Loin d'être une liberté, rappelons que ce droit à mourir n'a cessé de s'étendre à d'autres catégories comme les personnes en situation de handicap ou souffrant de troubles psychiques, dans les pays qui l'ont adopté, ce qui démontre que les personnes vulnérables finissent par subir une forme de contrainte sociétale et morale dès lors que leur existence est jugée coûteuse ou inutile.
Mais cela démontre surtout la parfaite cohérence idéologique de l'extrême centre, à la fois favorable au libéralisme culturel et économique.
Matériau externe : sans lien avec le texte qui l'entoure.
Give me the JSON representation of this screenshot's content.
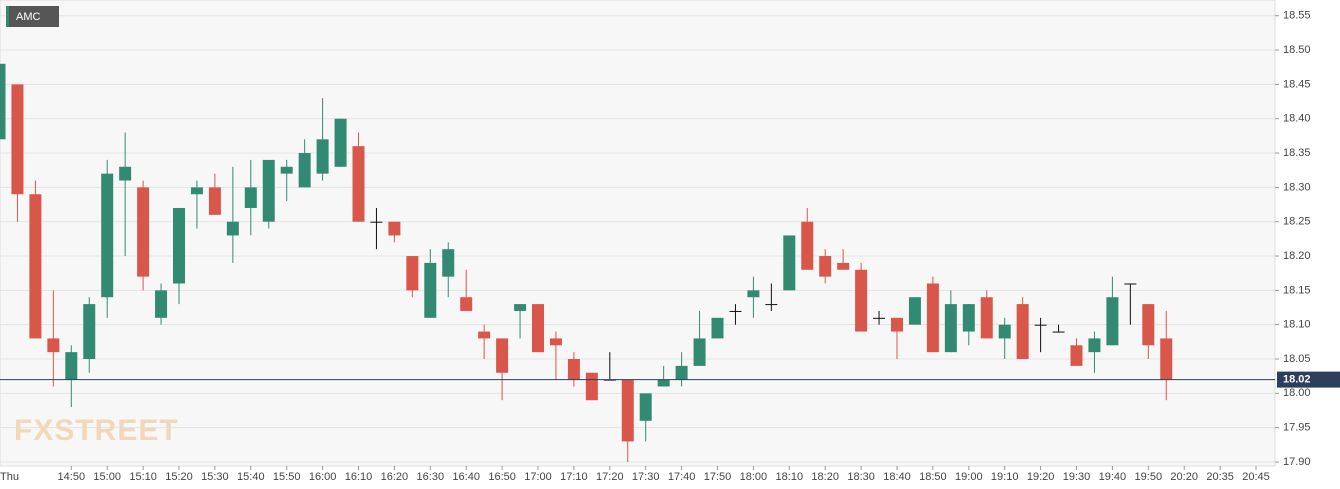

Pour ce courant, l'autonomie absolue de l'individu sert de justification idéale au désengagement de l'État : l'injection létale devient l'ultime service.
Face à cela, la droite et la gauche s'enferment dans leurs propres contradictions :
- Ainsi la droite s'oppose sur le plan moral à cette mesure, mais leurs députés ont voté la baisse des budgets et des cotisations, asphyxiant l'hôpital public, tout en étant favorables à la tarification à l'activité (T2A)[2]. On ne peut pas défendre la dignité humaine le dimanche et voter l'austérité sanitaire le lundi.
- De son côté, la gauche se focalise uniquement sur le sociétal en soutenant ce projet et en validant de fait le libéralisme économique et la rationalité budgétaire. Elle capitule devant l'idée que la mort administrée soit la réponse à la pénurie de lits en soins palliatifs.
Derrière l'aide à mourir, au nom du progrès, on assiste en réalité à la célébration du libéralisme total, comme l'a démontré Jean-Claude Michéa[3], ultime étape d'une idéologie qui transforme la mort en simple affaire de choix individuel plutôt que d'accompagner collectivement les plus fragiles.
Nicolas Maxime
[1] Raphaël Enthoven sur X, 4 juillet 2026.
[2] La tarification à l’activité (T2A), instaurée progressivement à partir de 2004, repose sur un financement des établissements de santé en fonction de leur activité.
[3] Jean-Claude Michéa, Extension du domaine du capital. Notes sur le néolibéralisme culturel et les infortunes de la gauche, Albin Michel, 2023.